Le LHC remis sur pied

Publié le par Dimitri Chuard

Le plus grand accélérateur de particules du monde, qui n'a fonctionné que quelques heures après sa mise en route en septembre 2008, a été relancé après quatorze mois d'arrêt dû à une grave panne. "Les premiers essais d'injections de particules de protons ont démarré vers 16 heures", a indiqué un porte-parole du Centre européen de recherche nucléaire (Cern), James Gillies, qui a précisé que ces injections duraient "une fraction de seconde" pour permettre aux particules de "réaliser un demi-tour, voire un tour" de piste dans le Grand collisionneur de hadrons (LHC). "Si tout se passe bien cette nuit, nous essaierons de faire circuler un faisceau de particules vers 7 heures samedi pendant plusieurs minutes", a-t-il ajouté. Lors de sa dernière tentative, le faisceau de particules avait pu tenir trente minutes, selon James Gillies, qui prévoit d'ouvrir une bouteille de champagne ce week-end en cas de succès.

 

 

Le LHC, un joyau scientifique de 3,76 milliards d'euros qui doit permettre des progrès dans la connaissance de la composition de la matière et de l'univers, avait été victime de deux pannes successives quelques jours à peine après son lancement en grande pompe le 10 septembre 2008. Le premier incident était survenu moins de 48 heures après le démarrage de l'instrument de physique, d'une précision inégalée.
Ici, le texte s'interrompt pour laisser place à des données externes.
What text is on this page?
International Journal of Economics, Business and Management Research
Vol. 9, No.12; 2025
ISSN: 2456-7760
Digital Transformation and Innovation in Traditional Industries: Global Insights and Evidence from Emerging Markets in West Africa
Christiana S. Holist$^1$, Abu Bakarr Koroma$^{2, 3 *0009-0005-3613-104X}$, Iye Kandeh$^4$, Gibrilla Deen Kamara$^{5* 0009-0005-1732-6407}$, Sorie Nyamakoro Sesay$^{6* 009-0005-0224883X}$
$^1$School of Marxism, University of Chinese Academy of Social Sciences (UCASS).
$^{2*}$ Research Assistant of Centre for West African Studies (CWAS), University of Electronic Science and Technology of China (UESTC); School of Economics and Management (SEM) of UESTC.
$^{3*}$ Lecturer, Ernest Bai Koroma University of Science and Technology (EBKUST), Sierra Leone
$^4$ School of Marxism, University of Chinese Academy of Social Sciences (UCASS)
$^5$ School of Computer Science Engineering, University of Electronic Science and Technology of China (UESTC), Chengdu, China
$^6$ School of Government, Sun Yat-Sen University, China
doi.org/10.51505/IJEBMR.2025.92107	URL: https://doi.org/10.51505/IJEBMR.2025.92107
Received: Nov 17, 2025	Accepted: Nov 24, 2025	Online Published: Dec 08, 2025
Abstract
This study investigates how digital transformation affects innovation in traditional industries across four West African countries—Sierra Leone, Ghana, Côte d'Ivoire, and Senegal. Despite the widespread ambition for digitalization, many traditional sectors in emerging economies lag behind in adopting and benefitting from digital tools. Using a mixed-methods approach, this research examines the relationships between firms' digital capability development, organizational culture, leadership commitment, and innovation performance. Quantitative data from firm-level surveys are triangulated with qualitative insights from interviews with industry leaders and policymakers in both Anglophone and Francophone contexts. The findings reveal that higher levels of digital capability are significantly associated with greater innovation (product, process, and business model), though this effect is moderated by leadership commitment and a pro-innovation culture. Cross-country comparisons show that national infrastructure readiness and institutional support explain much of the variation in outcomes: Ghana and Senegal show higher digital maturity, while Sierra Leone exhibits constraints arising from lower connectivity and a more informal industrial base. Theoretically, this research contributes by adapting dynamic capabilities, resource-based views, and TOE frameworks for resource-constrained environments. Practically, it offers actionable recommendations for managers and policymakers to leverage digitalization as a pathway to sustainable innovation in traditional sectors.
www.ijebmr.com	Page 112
Le second, le 19 septembre, avait été jugé plus grave, car provoqué par un défaut sur un des aimants supraconducteurs chargés de guider les particules dans les 27 km du circuit de l'accélérateur, enfoui à 100 mètres sous terre, de part et d'autre de la frontière franco-suisse, près de Genève. Depuis, le Cern s'ingénie à réparer les dégâts, installant même de nouveaux systèmes de sécurité le long de l'anneau, dont la construction a nécessité plus de 12 ans, mobilisant plus de 7000 physiciens. Les chercheurs espèrent cette fois pouvoir pousser plus loin la machine. Fin décembre-début janvier, ils prévoient de pousser ses deux faisceaux de particules à une énergie de 3,5 téraélectronvolts (TeV), soit trois fois et demi la puissance maximale de son concurrent du Fermilab de Chicago (USA). "C'est là l'élément-clé que nous recherchons: les collisions à haute énergie", a souligné le porte-parole du Cern.

 

Le LHC doit faire se fracasser des protons circulant en sens inverse, faisant jaillir des particules élémentaires encore jamais observées. Il recréera, durant une fraction de microseconde, les conditions qui prévalaient dans l'univers juste après le Big Bang, avant que les particules élémentaires ne s'associent pour former les noyaux d'atomes.Les experts ambitionnent notamment de trouver la preuve de l'existence des particules éphémères comme le boson de Higgs, à l'origine de la notion de masse en physique théorique, ou apprendre de quoi est faite la matière noire.Mais les incidents du LHC ne sont pas les seuls éléments d'incertitudes que connaît le Cern. Des opposants au LHC - connus sous le nom de ConCERNed international - ont saisi vendredi l'ONU, accusant la Suisse, la France et l'Allemagne ne pas "avoir exercé leurs responsabilités légales afin de garantir la sécurité des citoyens".